Aquele interesse por Gaza e pelo bloqueio de Israel está tão desigual comparado a estes outros casos terríveis na região que não é de se surpreender que os israelenses o rejeitem como motivado pelo ódio - não pelo conselho de amigos. A Turquia possui um papel único a desempenhar na ligação entre o Ocidente e o Oriente. Caso a Turquia incline-se muito para o Oriente, pode se tornar mais popular com os árabes, mas perderia muita relevância estratégica e, o mais importante, seu papel histórico como um país que pode ser muçulmano, moderno e democrático - com boas relações tanto com Israel como com os árabes. Assim que esta crise passar, precisará voltar ao seu equilíbrio.

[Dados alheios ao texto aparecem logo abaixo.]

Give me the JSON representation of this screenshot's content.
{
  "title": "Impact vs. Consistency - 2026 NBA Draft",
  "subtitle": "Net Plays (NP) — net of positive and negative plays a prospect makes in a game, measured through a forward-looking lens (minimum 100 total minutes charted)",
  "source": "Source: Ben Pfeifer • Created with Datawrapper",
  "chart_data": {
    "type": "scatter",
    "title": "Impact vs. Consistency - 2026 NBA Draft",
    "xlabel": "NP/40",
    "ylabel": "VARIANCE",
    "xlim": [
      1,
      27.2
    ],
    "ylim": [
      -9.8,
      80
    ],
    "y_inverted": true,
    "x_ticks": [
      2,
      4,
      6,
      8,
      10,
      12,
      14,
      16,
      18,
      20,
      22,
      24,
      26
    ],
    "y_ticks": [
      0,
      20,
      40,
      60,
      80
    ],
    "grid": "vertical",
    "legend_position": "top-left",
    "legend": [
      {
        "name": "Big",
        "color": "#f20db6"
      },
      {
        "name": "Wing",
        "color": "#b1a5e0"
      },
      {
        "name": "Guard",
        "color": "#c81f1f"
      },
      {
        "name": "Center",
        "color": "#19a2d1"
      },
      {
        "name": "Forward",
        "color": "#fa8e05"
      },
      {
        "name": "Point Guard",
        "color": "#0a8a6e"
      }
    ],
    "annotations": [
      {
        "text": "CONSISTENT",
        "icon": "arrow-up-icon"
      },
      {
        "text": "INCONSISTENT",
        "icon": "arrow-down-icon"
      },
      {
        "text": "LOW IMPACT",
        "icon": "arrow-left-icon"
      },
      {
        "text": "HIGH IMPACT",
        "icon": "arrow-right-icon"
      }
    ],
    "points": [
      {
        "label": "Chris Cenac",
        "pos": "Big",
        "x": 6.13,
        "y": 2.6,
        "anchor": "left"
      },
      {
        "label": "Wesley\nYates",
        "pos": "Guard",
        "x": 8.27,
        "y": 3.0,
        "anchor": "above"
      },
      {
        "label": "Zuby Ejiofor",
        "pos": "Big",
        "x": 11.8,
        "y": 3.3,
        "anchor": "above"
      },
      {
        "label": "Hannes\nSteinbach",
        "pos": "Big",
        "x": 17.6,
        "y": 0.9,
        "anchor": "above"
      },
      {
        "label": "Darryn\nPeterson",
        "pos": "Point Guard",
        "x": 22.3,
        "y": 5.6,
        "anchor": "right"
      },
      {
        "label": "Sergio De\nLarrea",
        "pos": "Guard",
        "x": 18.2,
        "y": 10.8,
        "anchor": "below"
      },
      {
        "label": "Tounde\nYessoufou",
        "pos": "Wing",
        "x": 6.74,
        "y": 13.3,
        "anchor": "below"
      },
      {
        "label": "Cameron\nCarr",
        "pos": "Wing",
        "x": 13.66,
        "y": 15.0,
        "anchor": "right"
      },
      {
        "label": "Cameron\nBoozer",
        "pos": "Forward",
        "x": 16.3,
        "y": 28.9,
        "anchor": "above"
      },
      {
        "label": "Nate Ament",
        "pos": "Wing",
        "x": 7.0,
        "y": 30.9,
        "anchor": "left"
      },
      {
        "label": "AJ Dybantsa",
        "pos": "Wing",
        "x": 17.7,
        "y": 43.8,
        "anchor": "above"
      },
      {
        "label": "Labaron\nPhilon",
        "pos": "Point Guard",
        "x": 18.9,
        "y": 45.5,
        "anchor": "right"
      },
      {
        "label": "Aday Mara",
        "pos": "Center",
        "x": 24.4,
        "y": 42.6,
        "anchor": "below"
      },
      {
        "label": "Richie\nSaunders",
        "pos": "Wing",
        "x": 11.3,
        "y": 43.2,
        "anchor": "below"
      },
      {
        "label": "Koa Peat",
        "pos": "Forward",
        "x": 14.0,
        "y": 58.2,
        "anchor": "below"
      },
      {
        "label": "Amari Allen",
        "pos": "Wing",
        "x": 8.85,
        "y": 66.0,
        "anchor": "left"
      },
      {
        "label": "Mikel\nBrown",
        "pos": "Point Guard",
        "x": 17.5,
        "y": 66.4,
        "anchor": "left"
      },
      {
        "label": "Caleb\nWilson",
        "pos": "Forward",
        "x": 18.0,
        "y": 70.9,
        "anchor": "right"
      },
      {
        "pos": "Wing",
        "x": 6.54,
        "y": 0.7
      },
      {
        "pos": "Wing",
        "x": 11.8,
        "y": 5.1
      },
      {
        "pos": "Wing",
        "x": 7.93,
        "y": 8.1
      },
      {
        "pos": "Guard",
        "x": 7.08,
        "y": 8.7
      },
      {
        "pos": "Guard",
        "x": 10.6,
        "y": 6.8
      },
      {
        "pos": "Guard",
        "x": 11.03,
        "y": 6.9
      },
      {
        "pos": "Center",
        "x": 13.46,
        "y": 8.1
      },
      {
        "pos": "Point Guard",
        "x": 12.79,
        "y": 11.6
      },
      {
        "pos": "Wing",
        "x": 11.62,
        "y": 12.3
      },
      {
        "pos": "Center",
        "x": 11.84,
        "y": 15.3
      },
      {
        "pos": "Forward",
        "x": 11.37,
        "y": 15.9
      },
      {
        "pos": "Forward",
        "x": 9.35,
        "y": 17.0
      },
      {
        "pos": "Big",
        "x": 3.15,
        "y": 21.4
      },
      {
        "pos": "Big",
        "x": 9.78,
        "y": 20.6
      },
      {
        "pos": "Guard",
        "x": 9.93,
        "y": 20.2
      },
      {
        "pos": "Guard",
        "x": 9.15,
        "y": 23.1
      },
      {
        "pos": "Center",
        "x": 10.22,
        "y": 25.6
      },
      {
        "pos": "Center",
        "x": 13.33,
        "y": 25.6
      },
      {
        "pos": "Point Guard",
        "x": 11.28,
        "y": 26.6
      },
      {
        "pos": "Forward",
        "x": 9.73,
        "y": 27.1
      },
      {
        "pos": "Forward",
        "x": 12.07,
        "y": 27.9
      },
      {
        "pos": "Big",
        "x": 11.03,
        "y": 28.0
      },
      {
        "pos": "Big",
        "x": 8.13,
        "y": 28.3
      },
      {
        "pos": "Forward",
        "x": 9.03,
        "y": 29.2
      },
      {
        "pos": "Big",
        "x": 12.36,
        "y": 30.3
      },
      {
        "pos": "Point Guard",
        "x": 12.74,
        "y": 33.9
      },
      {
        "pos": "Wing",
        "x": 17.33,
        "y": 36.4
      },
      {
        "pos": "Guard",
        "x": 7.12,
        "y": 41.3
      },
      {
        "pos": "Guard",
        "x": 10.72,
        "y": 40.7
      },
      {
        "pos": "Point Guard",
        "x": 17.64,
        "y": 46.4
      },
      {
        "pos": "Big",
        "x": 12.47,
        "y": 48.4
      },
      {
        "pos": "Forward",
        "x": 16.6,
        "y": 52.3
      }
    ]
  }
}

Idem para Israel. Não há dúvida de que esta flotilha foi uma armação. O serviço de inteligência de Israel falhou em avaliar integralmente quem estava a bordo, e os líderes israelenses certamente falharam em pensar de forma mais criativa a respeito de como evitar o confronto muito violento que os destruidores do bloqueio queriam. Contudo, ao mesmo tempo, o bloqueio parcial israelense do Hamas e de Gaza já está em atividade há quatro anos. Certamente não é totalmente culpa de Israel, dado a recusa do Hamas em reconhecer Israel ou os acordos de paz anteriores e seus próprios repetidos ataques com mísseis a Israel.
Mas certamente sei isto: É do total interesse de Israel atrair mais imaginação e energia diplomática para encerrar este cerco a Gaza. Por quanto tempo irá continuar? Teremos uma nova geração inteira crescendo em Gaza em Israel contando quantas calorias cada um deles recebe? Isto certamente não pode ser do interesse de Israel. Israel tornou-se tão bom em controlar os palestinos que poderia ficar confortável com um esquema que não apenas corroerá seu próprio tecido moral, como aumentará seu isolamento internacional. Pode ser que o Hamas não dê a Israel outra escolha, mas Israel poderia mostrar muito mais iniciativa em determinar se isto é assim mesmo.
Um dos meus amigos israelenses mais antigos, Victor Friedman (sem parentesco), um professor de educação de Zichron Yaacov, enviou-me o seguinte e-mail na terça-feira: "Já está na hora de usarmos nossa sagacidade. Se usássemos mesmo que uma pequena fração dos recursos e da capacidade intelectual que colocamos em 'defesa' para encontrarmos um meio de avançar em termos de convivência com os palestinos, teríamos solucionado o problema há muito tempo. A situação estratégica nuca foi mais oportuna - os árabes estão assustados com os iranianos, o plano de paz saudita ainda está em negociação, e os palestinos estão começando a agir racionalmente. Mas nos falta a liderança para nos ajudar a efetuar uma mudança real".
Este é um momento crítico. Dois dos melhores amigos dos Estados Unidos estão desequilibrados e avançando furiosamente na garganta um do outro. Precisamos nos mexer rapidamente para trazê-los de volta a um equilíbrio, antes que isto saia do controle.